The most common question prospective startup founders ask is how to get ideas for startups. The second most common question is if you have any ideas for their startup.

But giving founders an idea almost always doesn’t work. Having ideas is among the most important qualities for a startup founder to have—you will need to generate lots of new ideas in the course of running a startup.

YC once tried an experiment of funding seemingly good founders with no ideas. I think every company in this no-idea track failed. It turns out that good founders have lots of ideas about everything, so if you want to be a founder and can’t get an idea for a company, you should probably work on getting good at idea generation first.

How do you do that?

It’s important to be in the right kind of environment, and around the right kind of people. You want to be around people who have a good feel for the future, will entertain improbable plans, are optimistic, are smart in a creative way, and have a very high idea flux. These sorts of people tend to think without the constraints most people have, not have a lot of filters, and not care too much what other people think. 

The best ideas are fragile; most people don’t even start talking about them at all because they sound silly. Perhaps most of all, you want to be around people who don’t make you feel stupid for mentioning a bad idea, and who certainly never feel stupid for doing so themselves.

Stay away from people who are world-weary and belittle your ambitions. Unfortunately, this is most of the world. But they hold on to the past, and you want to live in the future.

You want to be able to project yourself 20 years into the future, and then think backwards from there. Trust yourself—20 years is a long time; it’s ok if your ideas about it seem pretty radical. 

Another way to do this is to think about the most important tectonic shifts happening right now. How is the world changing in fundamental ways? Can you identify a leading edge of change and an opportunity that it unlocks? The mobile phone explosion from 2008-2012 is the most recent significant example of this—we are overdue for another!

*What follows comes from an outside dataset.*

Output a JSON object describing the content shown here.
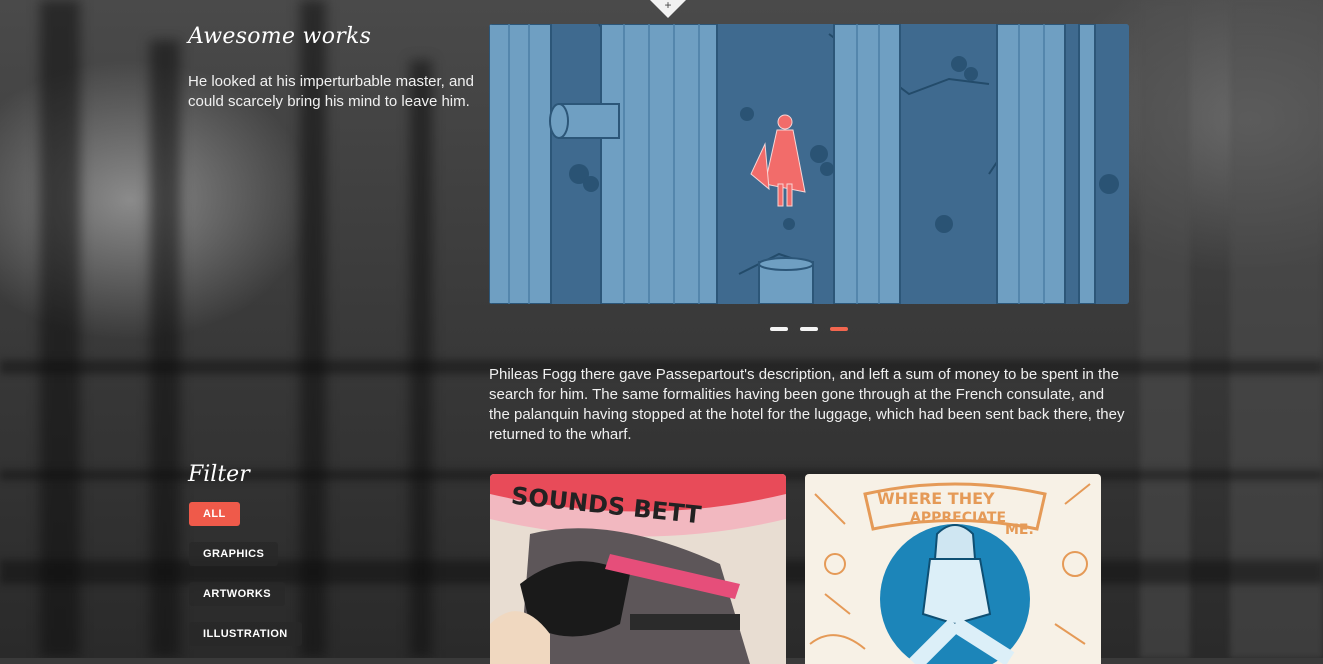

In such a tectonic shift, the world changes so fast that the big incumbents usually get beaten by fast-moving and focused startups. (By the way, it’s useful to get good at differentiating between real trends and fake trends. A key differentiator is if the new platform is used a lot by a small number of people, or used a little by a lot of people.)

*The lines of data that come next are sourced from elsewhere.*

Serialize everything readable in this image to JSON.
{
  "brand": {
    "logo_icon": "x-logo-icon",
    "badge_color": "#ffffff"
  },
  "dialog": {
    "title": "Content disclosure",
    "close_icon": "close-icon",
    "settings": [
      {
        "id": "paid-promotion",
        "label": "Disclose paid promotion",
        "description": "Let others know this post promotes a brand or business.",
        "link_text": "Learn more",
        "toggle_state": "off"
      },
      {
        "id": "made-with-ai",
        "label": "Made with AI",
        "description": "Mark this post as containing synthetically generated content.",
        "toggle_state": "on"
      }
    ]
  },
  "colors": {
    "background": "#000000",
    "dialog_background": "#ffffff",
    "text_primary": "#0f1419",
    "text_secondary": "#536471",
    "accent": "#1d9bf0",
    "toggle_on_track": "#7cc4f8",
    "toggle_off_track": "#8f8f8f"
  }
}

Any time you can think of something that is possible this year and wasn’t possible last year, you should pay attention. You may have the seed of a great startup idea. This is especially true if next year will be too late.

When you can say “I am sure this is going to happen, I’m just not sure if we’ll be the ones to do it”, that’s a good sign. Uber was like this for me—after the first time I used it, it was clear we weren’t going to be calling cabs for that much longer, but I wasn’t sure that Uber was going to win the space.

A good question to ask yourself early in the process of thinking about an idea is “could this be huge if it worked?” There are many good ideas in the world, but few of them have the inherent advantages that can make a startup massively successful. Most businesses don’t generate a valuable accumulating advantage as they scale. Think early about why an idea might have that property. It’s obvious for Facebook or Airbnb, but it often exists in more subtle ways.

It’s also important to think about what you’re well-suited for. This is hard to do with pure introspection; ideally you can ask a mentor or some people you’ve worked with what you’re particularly good at. I’ve come to believe that founder/company fit is as important as product/market fit.

Finally, a good test for an idea is if you can articulate why most people think it’s a bad idea, but you understand what makes it good.